Mark Levy

The Right Position Makes Enemies

The other day Audible sent me an email advertisement that read, “Rants & Raves: 25 Books that Have You at Extremes.” It featured audio books that had each received a considerable number of listener ratings on both ends of the rating spectrum: admiring five-star reviews and damning one-star reviews.

These bestsellers were polarizing. Each had thrilled some customers and enraged others.

For example, a five-star reviewer used “The 4-Hour Work Week” to start his own software company and live “my life as I want it.” A one-star reviewer thought some of the book’s practices “deceptive and unethical.”

A five-star reviewer said “The Five People You Meet in Heaven” is “universal in its appeal” and moved him to “good tears.” A one-star reviewer called it “a nauseating patchwork of cliché that inspires only suicide.”

In a write-up for “Exit Ghost,” a five-star reviewer called author Philip Roth “the greatest writer of all time,” and said Roth has taught him more “about my country then from any politician, history book, or New York Times’ editorial.” A one-star reviewer compared listening to Roth’s novel as “akin to root canal at the dentist.

The Audible advertisement illustrates a lesson for those of us trying to position a book, a business, or a concept: If you create something that strongly speaks to one kind of person, you’re likely going to turn off people who don’t fit that group. It’s to be expected.

In his book “PyroMarketing,” Greg Stielstra makes a similar point in talking about mushrooms:

“I hate mushrooms. I can’t stand their texture, their appearance, or their flavor. Yet – despite knowing full well they are a fungus – many of my friends and relatives love them. And what’s more, they love them for the very same reasons I hate them. They love their texture, their appearance, and their flavor. If you removed the qualities that make a mushroom a mushroom, your attempts to pacify the haters would alienate mushroom lovers. Making a mushroom less ‘mushroomy’ won’t attract both groups.” (p. 78)

The way to sell more mushrooms, then, is not to tone them down. The way to sell more mushrooms is to find those people who adore them for exactly what they are.

Jerry Garcia also used food to draw a parallel between Grateful Dead fanatics and the rest of society. Garcia compared the Dead to licorice. Some people wouldn’t touch the candy. But those who liked it, really liked it.

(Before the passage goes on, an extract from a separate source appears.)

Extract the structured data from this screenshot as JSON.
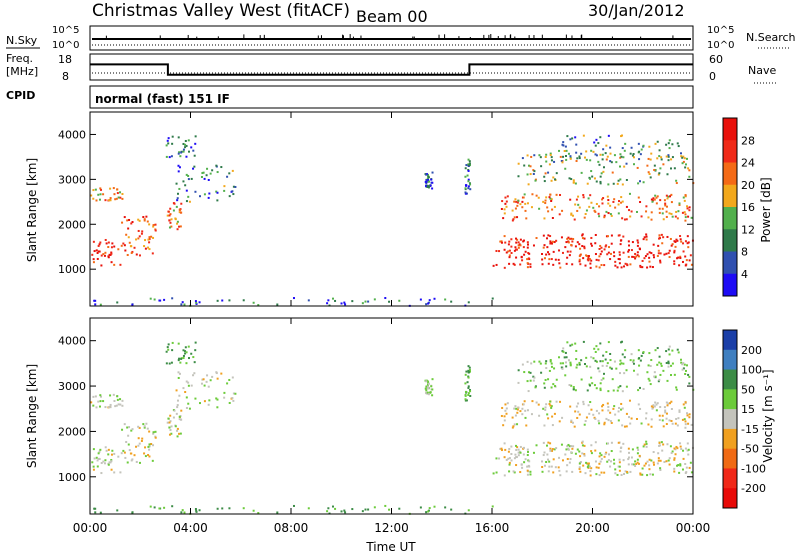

Know what makes you, your service, or your product valuable and different, and don’t back down from it. Get it out to the people who will love you for it.

Prepare Mexican food for Mexican food lovers. Write romance novels for romance novel readers. Create shooter games for people who stay up 24/7 playing shooter games.

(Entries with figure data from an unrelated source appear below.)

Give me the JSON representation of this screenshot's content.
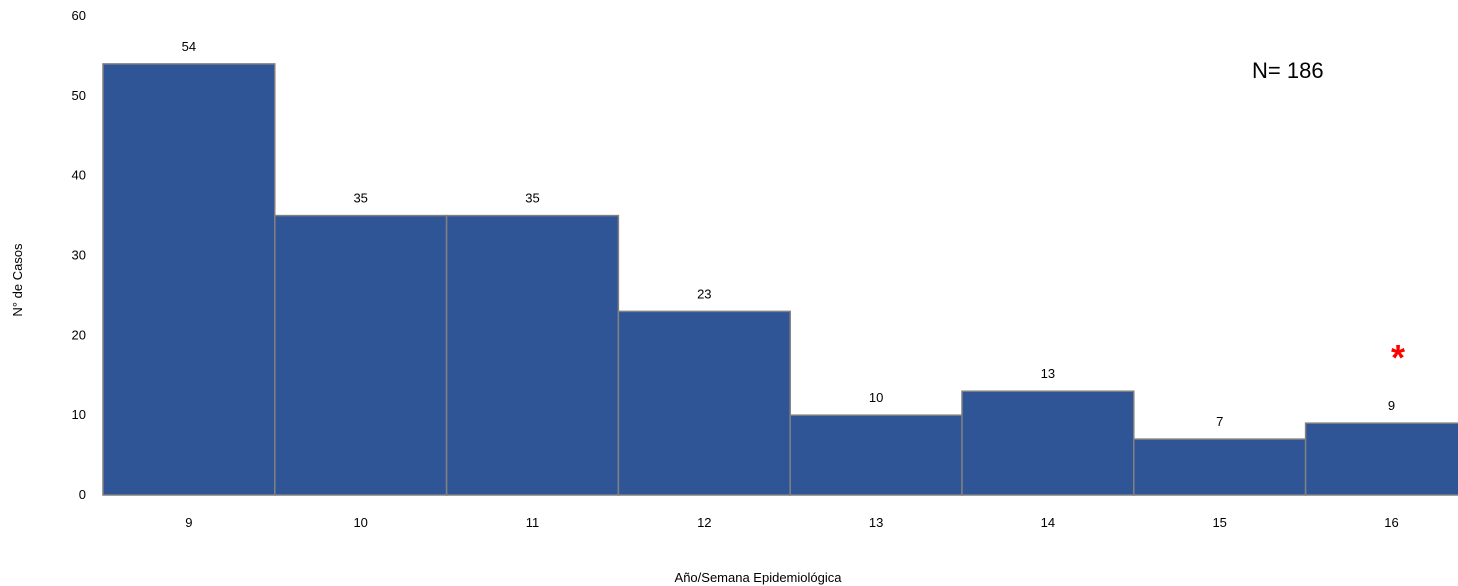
{
  "chart_data": {
    "type": "bar",
    "categories": [
      "9",
      "10",
      "11",
      "12",
      "13",
      "14",
      "15",
      "16"
    ],
    "values": [
      54,
      35,
      35,
      23,
      10,
      13,
      7,
      9
    ],
    "data_labels": [
      "54",
      "35",
      "35",
      "23",
      "10",
      "13",
      "7",
      "9"
    ],
    "xlabel": "Año/Semana Epidemiológica",
    "ylabel": "N° de Casos",
    "ylim": [
      0,
      60
    ],
    "yticks": [
      "0",
      "10",
      "20",
      "30",
      "40",
      "50",
      "60"
    ],
    "grid": false,
    "annotations": {
      "total": "N= 186",
      "marker": "*"
    },
    "colors": {
      "bar": "#2F5597",
      "bar_border": "#808080",
      "marker": "#FF0000"
    }
  }
}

Writing and the Functional Hero

In the book, “Which Lie Did I Tell?,” William Goldman writes about his younger days as an awful writer. He was so bad, in fact, that in college he was one of three editors of the school literary magazine, and even then he couldn’t get a single story into his own magazine.

Things changed when he read a short story collection by “Rich Man, Poor Man” author, Irwin Shaw. Goldman thought Shaw’s tales were among the best he’d ever read. More importantly, they were told with such ease that Goldman said to himself: “I could do that.”

Shaw’s writing helped make Goldman into a professional writer. Years later, Goldman would write the novels and screenplays for “The Princess Bride,” “Marathon Man,” and “Magic,” as well as the screenplays for “Butch Cassidy and The Sundance Kid” and “All the President’s Men.”

Heroes come in different styles. We have heroes who do near-impossible things, like win a batting title, forge a peace agreement, or walk on the moon.

Then we have another type of hero: one whose works seem wondrous but doable. They give us a model to follow. Call them functional heroes. Irwin Shaw provided a functional hero for William Goldman.

When I have to write something ambitious, I often call on one of my functional heroes for assistance. I read their work over and over, so I can dope out their methodologies and pick up their cadences.

For the first edition of “Accidental Genius,” my hero and role-model was Nicholson Baker. In particular, I idolized the self-conscious, self-deprecating honesty he showed in his book about John Updike, “U & I,” and tried to introduce that into my work. For the second edition of “Accidental Genius,” I called upon the aforementioned Goldman to serve as my muse. His long chatty sentences and focus on story inspired me to loosen up as I told my tales about liberating the mind through freestyle writing.

The funny thing about my use of Baker and Goldman as guides? Neither edition of “Accidental Genius” sounds anything like the work of those two gentlemen. It was enough for me, though, to hear them as I wrote.

How about you? Who are some of your functional heroes? Who are your muses?